No company has done as much damage to the perceived value of software, and the sustainability of being an independent developer, as Apple.

Matt Gemmell

Let’s look at other products in this grand Apple ecosystem; surely they also benefitted from the exclusive qualities of iOS. What? iPad sales have been in decline for the past three years? Surely that can’t be right! Or maybe iOS is just not exclusive enough for the iPad.

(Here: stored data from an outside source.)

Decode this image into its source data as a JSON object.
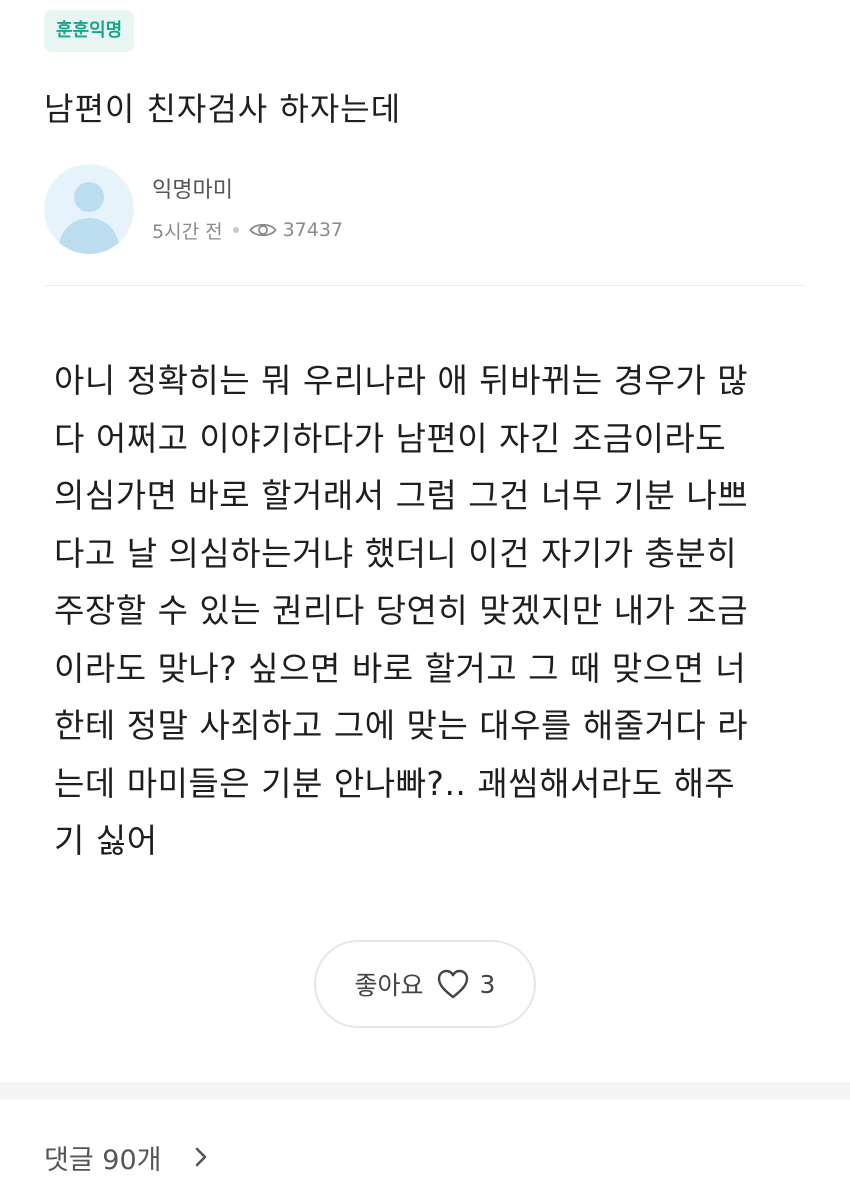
{
  "category": "훈훈익명",
  "post": {
    "title": "남편이 친자검사 하자는데",
    "author": "익명마미",
    "time": "5시간 전",
    "views": "37437",
    "body": "아니 정확히는 뭐 우리나라 애 뒤바뀌는 경우가 많\n다 어쩌고 이야기하다가 남편이 자긴 조금이라도\n의심가면 바로 할거래서 그럼 그건 너무 기분 나쁘\n다고 날 의심하는거냐 했더니 이건 자기가 충분히\n주장할 수 있는 권리다 당연히 맞겠지만 내가 조금\n이라도 맞나? 싶으면 바로 할거고 그 때 맞으면 너\n한테 정말 사죄하고 그에 맞는 대우를 해줄거다 라\n는데 마미들은 기분 안나빠?.. 괘씸해서라도 해주\n기 싫어"
  },
  "like": {
    "label": "좋아요",
    "count": "3"
  },
  "comments": {
    "label": "댓글 90개"
  },
  "icons": {
    "avatar": "default-user-avatar",
    "views": "eye-icon",
    "like": "heart-outline-icon",
    "comments": "chevron-right-icon"
  },
  "colors": {
    "accent": "#19a58a",
    "badge_bg": "#e8f6f3",
    "avatar_bg": "#e6f3fb"
  }
}
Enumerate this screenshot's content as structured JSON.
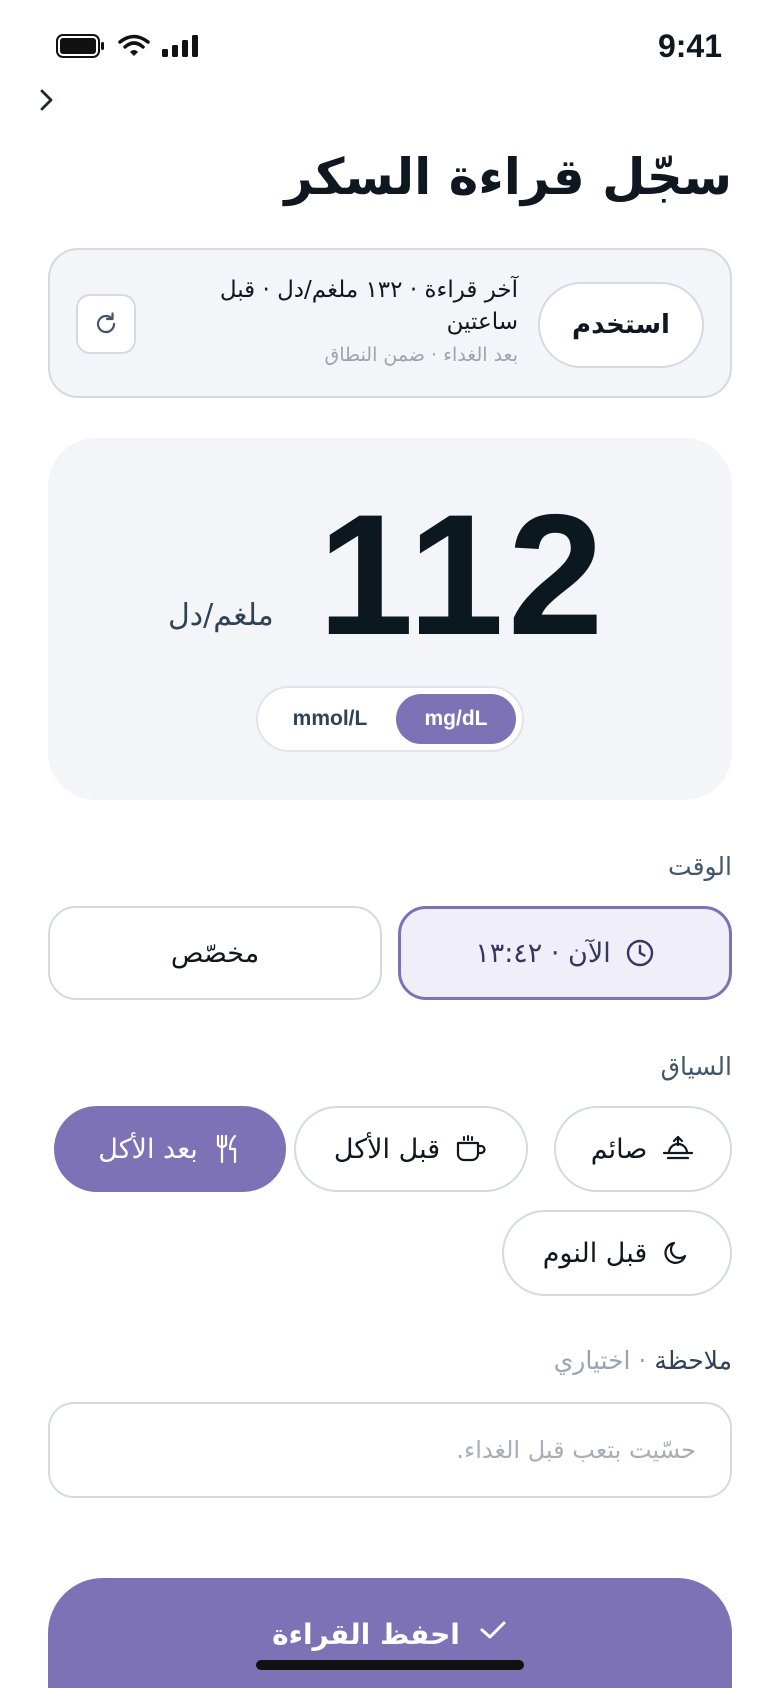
{
  "status_bar": {
    "time": "9:41"
  },
  "header": {
    "title": "سجّل قراءة السكر"
  },
  "last_reading": {
    "text": "آخر قراءة · ١٣٢ ملغم/دل · قبل ساعتين",
    "subtext": "بعد الغداء · ضمن النطاق",
    "use_label": "استخدم"
  },
  "reading": {
    "value": "112",
    "unit": "ملغم/دل",
    "unit_options": {
      "mmol": "mmol/L",
      "mgdl": "mg/dL"
    },
    "selected_unit": "mg/dL"
  },
  "time_section": {
    "label": "الوقت",
    "now_label": "الآن · ١٣:٤٢",
    "custom_label": "مخصّص"
  },
  "context_section": {
    "label": "السياق",
    "chips": [
      {
        "label": "صائم",
        "icon": "sunrise-icon",
        "selected": false
      },
      {
        "label": "قبل الأكل",
        "icon": "cup-icon",
        "selected": false
      },
      {
        "label": "بعد الأكل",
        "icon": "utensils-icon",
        "selected": true
      },
      {
        "label": "قبل النوم",
        "icon": "moon-icon",
        "selected": false
      }
    ]
  },
  "note": {
    "label": "ملاحظة",
    "optional": "· اختياري",
    "placeholder": "حسّيت بتعب قبل الغداء.",
    "value": ""
  },
  "save_button": {
    "label": "احفظ القراءة"
  },
  "colors": {
    "accent": "#7e72b6",
    "accent_light": "#f0eef8",
    "card_bg": "#f3f5f8",
    "text_primary": "#0f1720",
    "text_muted": "#9aa4b0"
  }
}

And the Mac? Granted, it’s not running iOS (yet…), but what were users complaining about most loudly? The lack of a hardware refresh. When did sales and selling prices jump considerably? When Apple finally launched new laptop models, however flawed and criticized. Here it’s still hardware that drives the upgrade cycle, not some mystical software quality. I’ve personally known people using Macs alongside Android phones because they simply don’t see any value in buying an iPhone. Overall, only 1 in 10 iPhone users has a Mac as well, so the ecosystem argument falls flat again from this perspective.

Apple retention rates by region
Apple retention rates by region Source: UBS Evidence Lab

Ironically, it’s only with the introduction of Apple Watch (and more recently AirPods) that Apple has seriously started to build an ecosystem around the iPhone that may sustain it for the long term. An old-fashion ecosystem of accessories, similar to the interchangeable-lens professional cameras, but with greater potential for customer retention.

It seems the article tries to imply that Chinese buyers are superficial, making decisions based on the overall appearance of the device rather than long-term value. I would argue they are actually pragmatic: having tried the iPhone, they found its value doesn’t merit the higher price compared to other models. The rest of the world may not have a strong software platform as WeChat in China, but outside the US people are not nearly as locked in to Apple as analysts like to imagine. Apple should be careful that its China problem doesn’t become a worldwide problem.